Les têtes rousses sont celles de trois Irlandais, deux sœurs et un frère, chassés de leur pays en 1847. Pendant que l’aînée de 19 ans prend très au sérieux son rôle d’ainesse, le trio accoste à Montréal après un périple bouleversant sur un voilier où s’entasse la chair humaine de leurs compatriotes. La plus grosse part du roman ira cependant à l’acclimatation d’une petite population irlandaise dans un quartier de Montréal qui leur sera attribué dès leur arrivée.
Dans un premier temps, le voyage en mer s’apparente à plusieurs de ces expéditions où la grosse misère règne accentuée par la terrible angoisse devant l’inconnu. Déracinés, voguant sur l’eau dans les pires conditions, ces périples de boat people se ressemblent, en tout cas, rien dans cette histoire ne m’est apparu différent de la traversée vécue dans le récit Ru de Kim Thùy par exemple.
L’intérêt du roman repose sur l’approfondissement de la psychologie des personnages, puisque la trame portant sur l’exil d'une famille est assez mince. J’ai réussi à m’attacher au trio, mais ce fut progressif et un peu ardu pour plusieurs détails qui seraient astreignants à tous énumérer. L’auteure a fait de l’ainée, Bridget Bushell, son personnage principal, un être fait d’ambiguïtés et d’ambivalences. Cette femme que l’on veut nous laisser croire forte, avec un ascendant naturel sur les autres, surtout sur son frère et sa soeur, est timide et doute énormément de sa valeur.
J'ai eu de la difficulté à croire à cette autorité naturelle, en général mais particulièrement envers le frère, surtout après que celui-ci ait pris les choses en mains avec vigueur pendant le voyage. J’ai trouvé douteuse sa soudaine soumission, une fois les trois installés dans leur nouveau home. Si j’avais eu accès à ses pensées plus intimes, peut-être en aurais-je saisis les raisons. Faut dire que le titre, les têtes rousses représentées par trois médaillons suggère que trois caractères seraient fouillés, quant en fait le frère et la sœur sont plutôt des faire-valoir de l’ainée.
Cette dernière se définira plus nettement avec la maternité, un personnage de mère de l’époque auquel j’ai cru. L’exposition des moyens de subsistance d’alors est une mine de renseignements. Un homme, Denis traverse l’histoire aux côtés de Bridget. Ce personnage bien incarné, éprouvant des émotions claires et nettes, est le plus limpide à mon avis et donc le plus intéressant. Je m’y suis d’ailleurs attachée rapidement.

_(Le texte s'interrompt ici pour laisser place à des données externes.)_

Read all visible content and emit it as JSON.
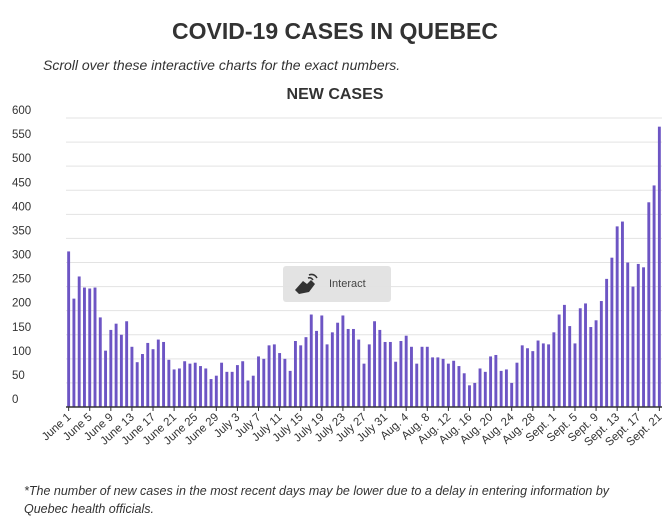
{
  "header": {
    "title": "COVID-19 CASES IN QUEBEC",
    "subtitle": "Scroll over these interactive charts for the exact numbers."
  },
  "interact_label": "Interact",
  "footnote": "*The number of new cases in the most recent days may be lower due to a delay in entering information by Quebec health officials.",
  "colors": {
    "bar": "#6d55c4",
    "grid": "#e3e3e3",
    "axis": "#333333"
  },
  "chart_data": {
    "type": "bar",
    "title": "NEW CASES",
    "xlabel": "",
    "ylabel": "",
    "ylim": [
      0,
      600
    ],
    "yticks": [
      0,
      50,
      100,
      150,
      200,
      250,
      300,
      350,
      400,
      450,
      500,
      550,
      600
    ],
    "grid": true,
    "x_tick_labels": [
      "June 1",
      "June 5",
      "June 9",
      "June 13",
      "June 17",
      "June 21",
      "June 25",
      "June 29",
      "July 3",
      "July 7",
      "July 11",
      "July 15",
      "July 19",
      "July 23",
      "July 27",
      "July 31",
      "Aug. 4",
      "Aug. 8",
      "Aug. 12",
      "Aug. 16",
      "Aug. 20",
      "Aug. 24",
      "Aug. 28",
      "Sept. 1",
      "Sept. 5",
      "Sept. 9",
      "Sept. 13",
      "Sept. 17",
      "Sept. 21"
    ],
    "tick_every": 4,
    "values": [
      323,
      225,
      271,
      248,
      246,
      248,
      186,
      117,
      160,
      173,
      150,
      178,
      125,
      93,
      110,
      133,
      120,
      140,
      135,
      98,
      78,
      80,
      95,
      90,
      92,
      85,
      80,
      58,
      65,
      92,
      73,
      73,
      87,
      95,
      55,
      65,
      105,
      100,
      128,
      130,
      112,
      100,
      75,
      137,
      128,
      145,
      192,
      158,
      190,
      130,
      155,
      175,
      190,
      162,
      162,
      140,
      90,
      130,
      178,
      160,
      135,
      135,
      94,
      137,
      148,
      125,
      90,
      125,
      125,
      103,
      103,
      100,
      90,
      96,
      85,
      70,
      45,
      50,
      80,
      73,
      105,
      108,
      75,
      78,
      50,
      92,
      128,
      122,
      116,
      138,
      132,
      130,
      155,
      192,
      212,
      168,
      132,
      205,
      215,
      166,
      180,
      220,
      266,
      310,
      375,
      385,
      300,
      250,
      297,
      290,
      425,
      460,
      582
    ]
  }
}
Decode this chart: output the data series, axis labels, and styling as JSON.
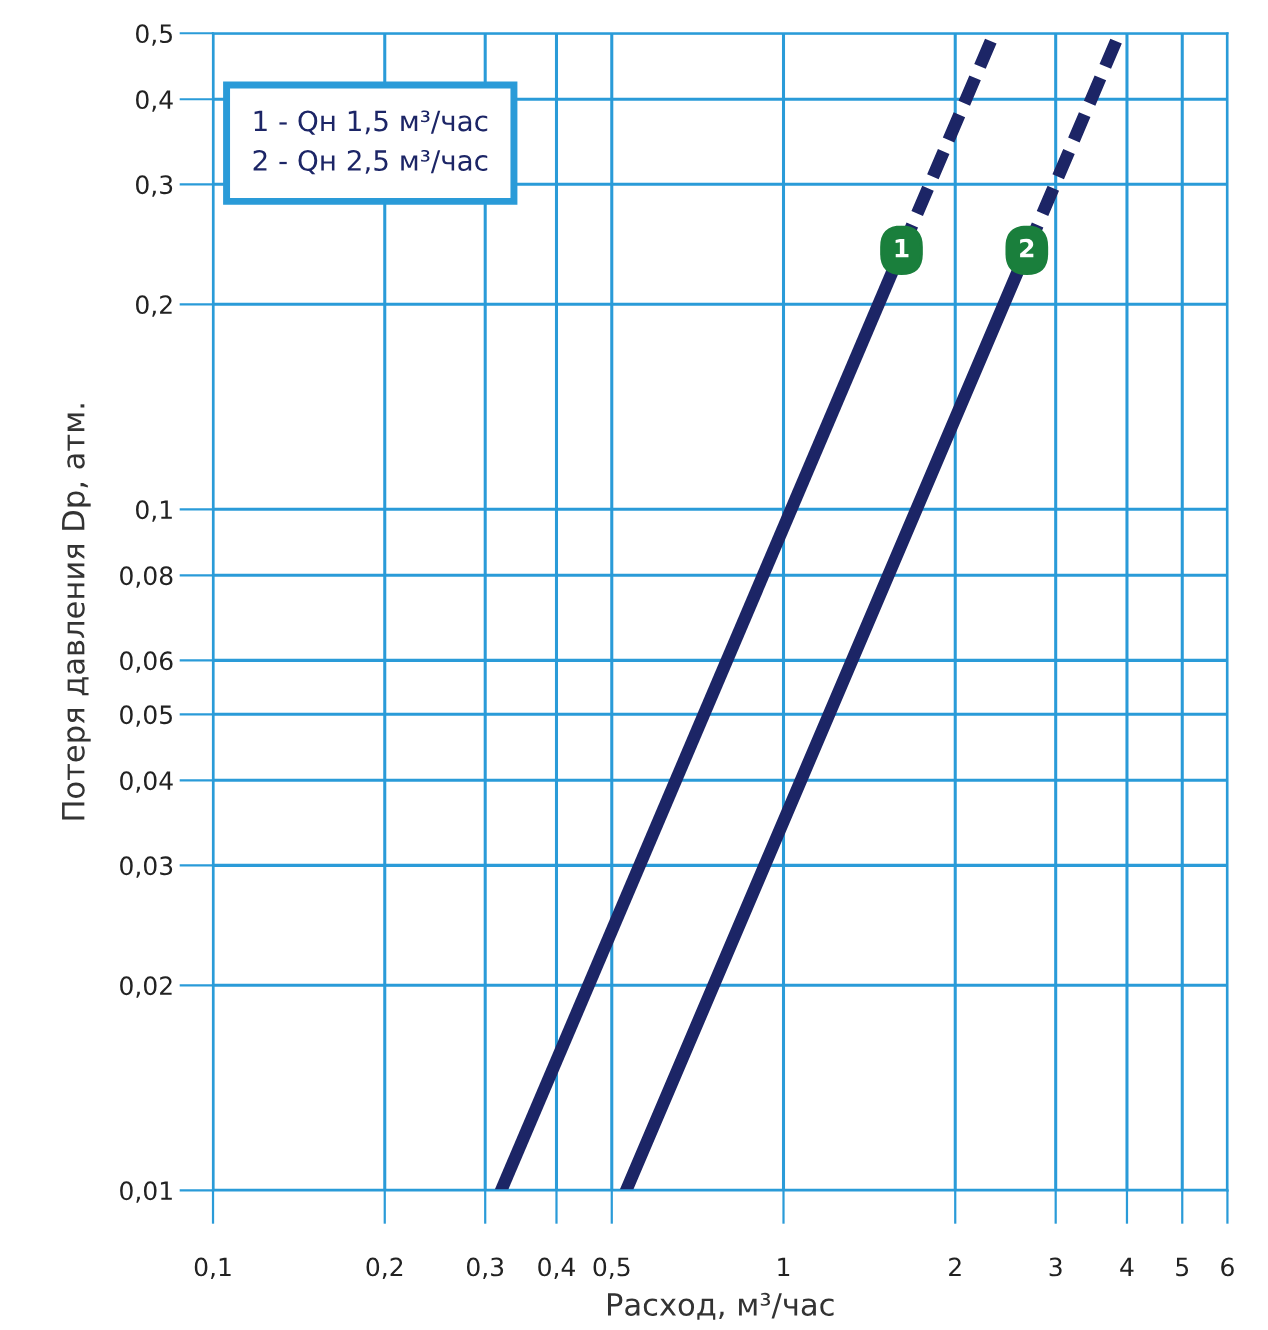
{
  "chart_data": {
    "type": "line",
    "xlabel": "Расход, м³/час",
    "ylabel": "Потеря давления Dp, атм.",
    "log": "xy",
    "grid": true,
    "xlim": [
      0.1,
      6
    ],
    "ylim": [
      0.01,
      0.5
    ],
    "xticks": [
      {
        "value": 0.1,
        "label": "0,1"
      },
      {
        "value": 0.2,
        "label": "0,2"
      },
      {
        "value": 0.3,
        "label": "0,3"
      },
      {
        "value": 0.4,
        "label": "0,4"
      },
      {
        "value": 0.5,
        "label": "0,5"
      },
      1,
      2,
      3,
      4,
      5,
      6
    ],
    "yticks": [
      {
        "value": 0.01,
        "label": "0,01"
      },
      {
        "value": 0.02,
        "label": "0,02"
      },
      {
        "value": 0.03,
        "label": "0,03"
      },
      {
        "value": 0.04,
        "label": "0,04"
      },
      {
        "value": 0.05,
        "label": "0,05"
      },
      {
        "value": 0.06,
        "label": "0,06"
      },
      {
        "value": 0.08,
        "label": "0,08"
      },
      {
        "value": 0.1,
        "label": "0,1"
      },
      {
        "value": 0.2,
        "label": "0,2"
      },
      {
        "value": 0.3,
        "label": "0,3"
      },
      {
        "value": 0.4,
        "label": "0,4"
      },
      {
        "value": 0.5,
        "label": "0,5"
      }
    ],
    "series": [
      {
        "color": "#1c2566",
        "line_style": "solid",
        "x": [
          0.32,
          1.61
        ],
        "values": [
          0.01,
          0.24
        ]
      },
      {
        "color": "#1c2566",
        "line_style": "dashed",
        "x": [
          1.61,
          2.34
        ],
        "values": [
          0.24,
          0.5
        ]
      },
      {
        "color": "#1c2566",
        "line_style": "solid",
        "x": [
          0.53,
          2.67
        ],
        "values": [
          0.01,
          0.24
        ]
      },
      {
        "color": "#1c2566",
        "line_style": "dashed",
        "x": [
          2.67,
          3.88
        ],
        "values": [
          0.24,
          0.5
        ]
      }
    ],
    "annotations": [
      "1 - Qн 1,5 м³/час",
      "2 - Qн 2,5 м³/час",
      {
        "text": "1",
        "x": 1.61,
        "y": 0.24
      },
      {
        "text": "2",
        "x": 2.67,
        "y": 0.24
      }
    ]
  }
}
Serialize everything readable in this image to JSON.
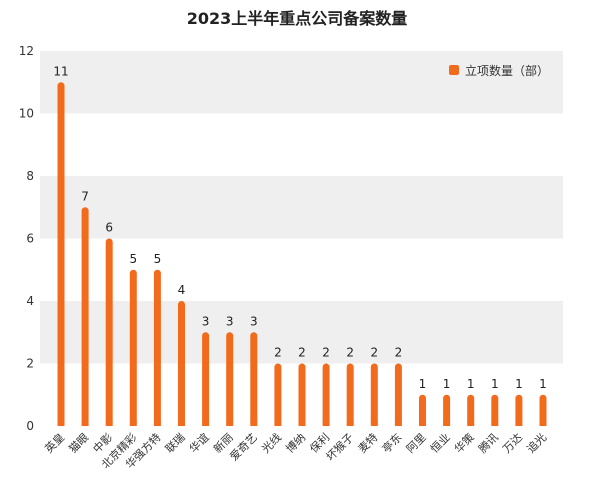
{
  "chart_data": {
    "type": "bar",
    "title": "2023上半年重点公司备案数量",
    "categories": [
      "英皇",
      "猫眼",
      "中影",
      "北京精彩",
      "华强方特",
      "联瑞",
      "华谊",
      "新丽",
      "爱奇艺",
      "光线",
      "博纳",
      "保利",
      "坏猴子",
      "麦特",
      "亭东",
      "阿里",
      "恒业",
      "华策",
      "腾讯",
      "万达",
      "追光"
    ],
    "series": [
      {
        "name": "立项数量（部）",
        "values": [
          11,
          7,
          6,
          5,
          5,
          4,
          3,
          3,
          3,
          2,
          2,
          2,
          2,
          2,
          2,
          1,
          1,
          1,
          1,
          1,
          1
        ]
      }
    ],
    "ylim": [
      0,
      12
    ],
    "yticks": [
      0,
      2,
      4,
      6,
      8,
      10,
      12
    ],
    "grid": "alternating horizontal bands",
    "legend": "top-right",
    "bar_color": "#f26b1d",
    "band_color": "#efefef"
  }
}
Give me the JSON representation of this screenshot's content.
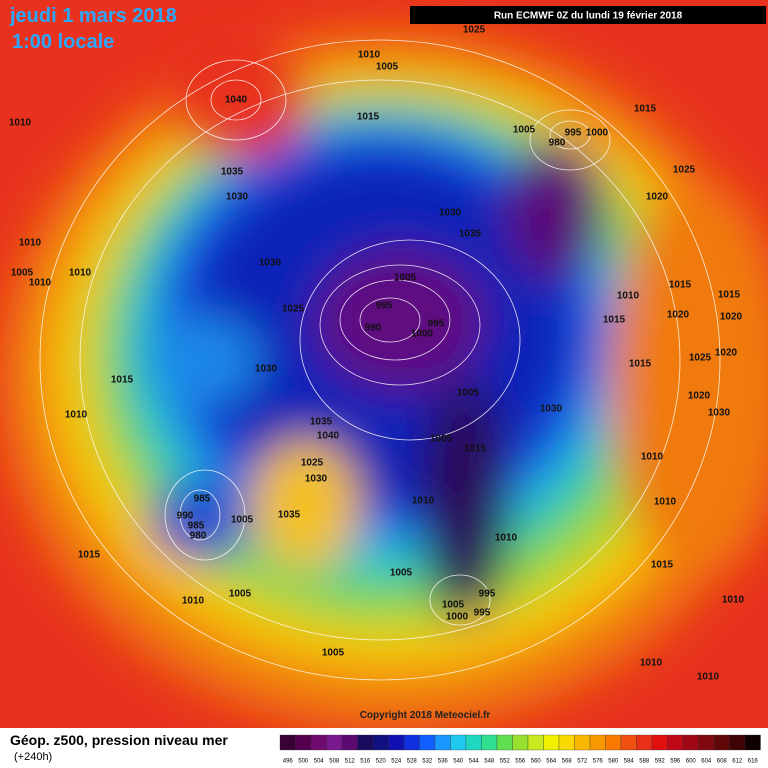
{
  "header": {
    "date": "jeudi 1 mars 2018",
    "time": "1:00 locale",
    "run": "Run ECMWF 0Z du lundi 19 février 2018"
  },
  "footer": {
    "title": "Géop. z500, pression niveau mer",
    "lead": "(+240h)",
    "copyright": "Copyright 2018 Meteociel.fr"
  },
  "legend": {
    "labels": [
      496,
      500,
      504,
      508,
      512,
      516,
      520,
      524,
      528,
      532,
      536,
      540,
      544,
      548,
      552,
      556,
      560,
      564,
      568,
      572,
      576,
      580,
      584,
      588,
      592,
      596,
      600,
      604,
      608,
      612,
      616
    ],
    "colors": [
      "#3a0038",
      "#55004f",
      "#6e0a70",
      "#7a1890",
      "#5a0a70",
      "#1a0a60",
      "#101080",
      "#1010b0",
      "#1030e0",
      "#1060ff",
      "#1898ff",
      "#20c8f0",
      "#20d8c0",
      "#30e090",
      "#60e050",
      "#98e030",
      "#c8e820",
      "#f0f000",
      "#f8d800",
      "#f8b800",
      "#f89800",
      "#f87800",
      "#f05010",
      "#e83018",
      "#e01010",
      "#c00818",
      "#a00818",
      "#800810",
      "#600808",
      "#400404",
      "#100000"
    ]
  },
  "isobar_labels": [
    "1025",
    "1010",
    "1005",
    "1040",
    "1010",
    "1015",
    "1005",
    "995",
    "1000",
    "980",
    "1015",
    "1035",
    "1030",
    "1025",
    "1020",
    "1030",
    "1035",
    "1010",
    "1005",
    "1010",
    "1010",
    "1030",
    "1005",
    "1015",
    "1015",
    "1025",
    "995",
    "990",
    "995",
    "1000",
    "1010",
    "1020",
    "1020",
    "1015",
    "1015",
    "1030",
    "1015",
    "1025",
    "1020",
    "1005",
    "1030",
    "1020",
    "1030",
    "1010",
    "1035",
    "1040",
    "1005",
    "1015",
    "1025",
    "1030",
    "1010",
    "985",
    "1010",
    "1010",
    "990",
    "985",
    "980",
    "1035",
    "1005",
    "1010",
    "1015",
    "1015",
    "1005",
    "995",
    "1005",
    "1010",
    "1005",
    "995",
    "1000",
    "1010",
    "1005",
    "1010",
    "1010"
  ]
}
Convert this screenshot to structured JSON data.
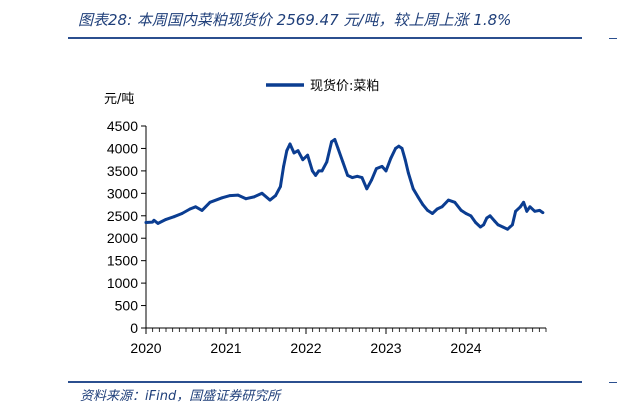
{
  "figure": {
    "title": "图表28:  本周国内菜粕现货价 2569.47 元/吨，较上周上涨 1.8%",
    "source": "资料来源：iFind，国盛证券研究所"
  },
  "chart_data": {
    "type": "line",
    "title": "",
    "xlabel": "",
    "ylabel": "元/吨",
    "legend": {
      "position": "top-center"
    },
    "grid": false,
    "xlim": [
      2020.0,
      2025.0
    ],
    "ylim": [
      0,
      4500
    ],
    "x_ticks": [
      "2020",
      "2021",
      "2022",
      "2023",
      "2024"
    ],
    "y_ticks": [
      "0",
      "500",
      "1000",
      "1500",
      "2000",
      "2500",
      "3000",
      "3500",
      "4000",
      "4500"
    ],
    "series": [
      {
        "name": "现货价:菜粕",
        "color": "#0b3d91",
        "x": [
          2020.0,
          2020.08,
          2020.1,
          2020.15,
          2020.25,
          2020.35,
          2020.45,
          2020.55,
          2020.62,
          2020.7,
          2020.8,
          2020.95,
          2021.05,
          2021.15,
          2021.25,
          2021.35,
          2021.45,
          2021.55,
          2021.62,
          2021.68,
          2021.72,
          2021.76,
          2021.8,
          2021.85,
          2021.9,
          2021.96,
          2022.02,
          2022.08,
          2022.12,
          2022.16,
          2022.2,
          2022.26,
          2022.32,
          2022.36,
          2022.4,
          2022.46,
          2022.52,
          2022.58,
          2022.64,
          2022.7,
          2022.76,
          2022.82,
          2022.88,
          2022.95,
          2023.0,
          2023.06,
          2023.12,
          2023.16,
          2023.2,
          2023.24,
          2023.28,
          2023.34,
          2023.4,
          2023.46,
          2023.52,
          2023.58,
          2023.64,
          2023.7,
          2023.78,
          2023.86,
          2023.94,
          2024.0,
          2024.06,
          2024.12,
          2024.18,
          2024.22,
          2024.26,
          2024.3,
          2024.36,
          2024.4,
          2024.46,
          2024.52,
          2024.58,
          2024.62,
          2024.68,
          2024.72,
          2024.76,
          2024.8,
          2024.86,
          2024.92,
          2024.96
        ],
        "values": [
          2350,
          2360,
          2400,
          2330,
          2420,
          2480,
          2550,
          2650,
          2700,
          2620,
          2800,
          2900,
          2950,
          2960,
          2880,
          2920,
          3000,
          2850,
          2950,
          3150,
          3600,
          3950,
          4100,
          3900,
          3950,
          3750,
          3850,
          3500,
          3400,
          3500,
          3500,
          3700,
          4150,
          4200,
          4000,
          3700,
          3400,
          3350,
          3380,
          3350,
          3100,
          3300,
          3550,
          3600,
          3500,
          3780,
          4000,
          4050,
          4000,
          3750,
          3450,
          3100,
          2920,
          2750,
          2620,
          2550,
          2650,
          2700,
          2850,
          2800,
          2620,
          2550,
          2500,
          2350,
          2250,
          2300,
          2450,
          2500,
          2380,
          2300,
          2250,
          2200,
          2300,
          2600,
          2700,
          2800,
          2600,
          2700,
          2600,
          2620,
          2570
        ]
      }
    ]
  }
}
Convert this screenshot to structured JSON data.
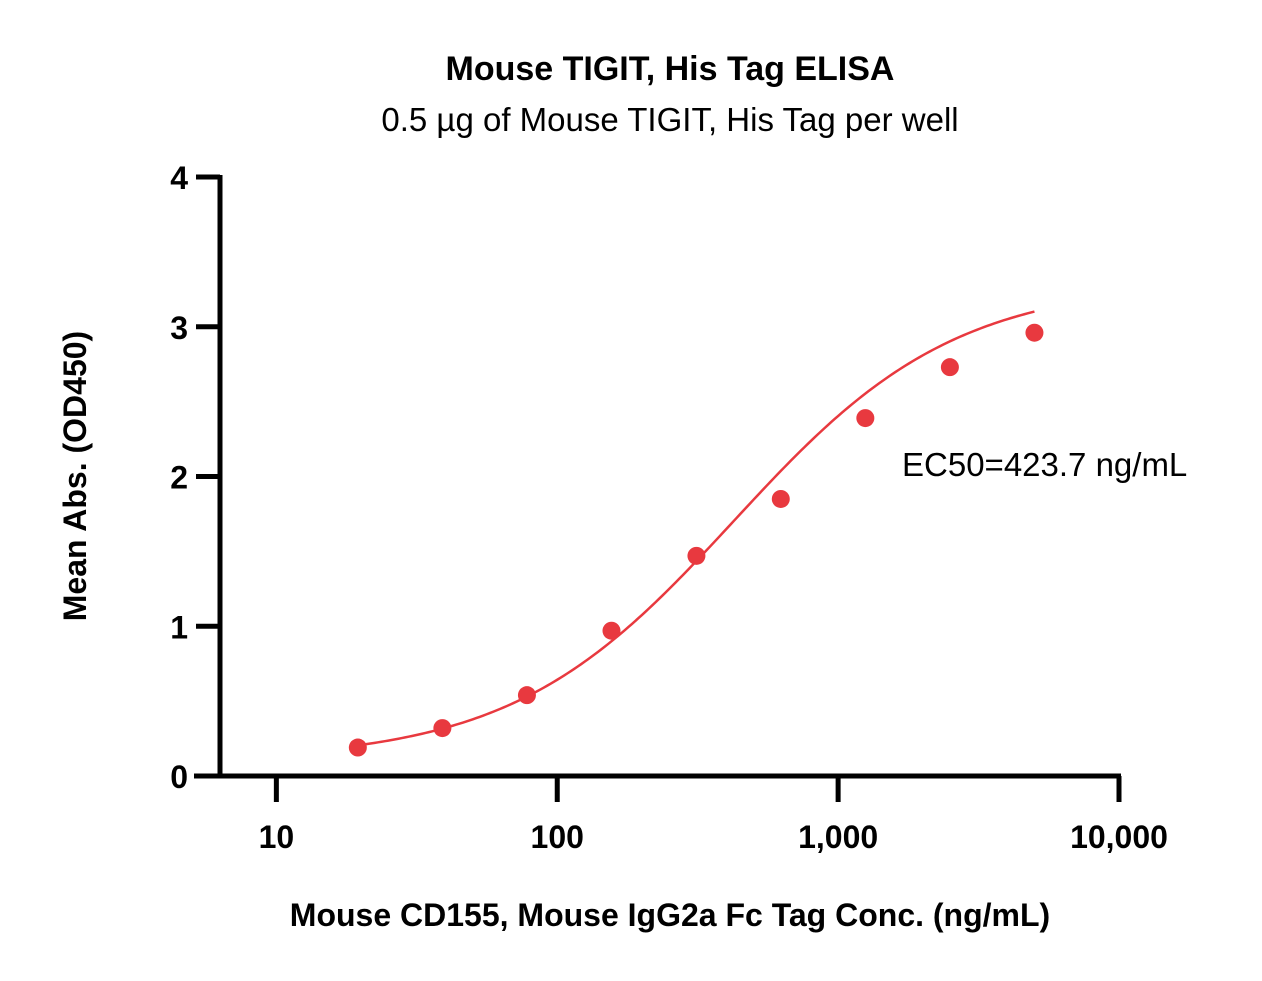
{
  "chart_data": {
    "type": "scatter",
    "title": "Mouse TIGIT, His Tag ELISA",
    "subtitle": "0.5 µg of Mouse TIGIT, His Tag per well",
    "xlabel": "Mouse CD155, Mouse IgG2a Fc Tag Conc. (ng/mL)",
    "ylabel": "Mean Abs. (OD450)",
    "x_scale": "log",
    "xlim": [
      6.3,
      10000
    ],
    "ylim": [
      0,
      4
    ],
    "x_ticks": [
      10,
      100,
      1000,
      10000
    ],
    "x_tick_labels": [
      "10",
      "100",
      "1,000",
      "10,000"
    ],
    "y_ticks": [
      0,
      1,
      2,
      3,
      4
    ],
    "y_tick_labels": [
      "0",
      "1",
      "2",
      "3",
      "4"
    ],
    "grid": false,
    "series": [
      {
        "color": "#e8393f",
        "points": [
          {
            "x": 19.5,
            "y": 0.19
          },
          {
            "x": 39,
            "y": 0.32
          },
          {
            "x": 78,
            "y": 0.54
          },
          {
            "x": 156,
            "y": 0.97
          },
          {
            "x": 313,
            "y": 1.47
          },
          {
            "x": 625,
            "y": 1.85
          },
          {
            "x": 1250,
            "y": 2.39
          },
          {
            "x": 2500,
            "y": 2.73
          },
          {
            "x": 5000,
            "y": 2.96
          }
        ],
        "fit": {
          "model": "4PL",
          "bottom": 0.1,
          "top": 3.3,
          "ec50": 423.7,
          "hill": 1.1
        }
      }
    ],
    "annotation": "EC50=423.7 ng/mL"
  }
}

Il n’est jamais facile de raconter une vie, de l’enfance à la mort, surtout quand on désire toucher à d’innombrables personnages, ancêtres, enfants, petits-enfants, ce qui transforme l’histoire en saga. Malgré ce que j’appelle quelques maladresses, j’ai pris du plaisir à ma lecture qui a apporté à mon attention un pan d’histoire assez méconnu, l’immigration irlandaise au Québec. N’est pas étranger à mon plaisir non plus, une narration sur un ton posé, calme et serein, et qui sait éclairer à grands traits inspirés le décor humain et la nature urbaine.
Les têtes rousses - Claude Lamarche, Éditions Vents d'Ouest, 268 pages, septembre 2011.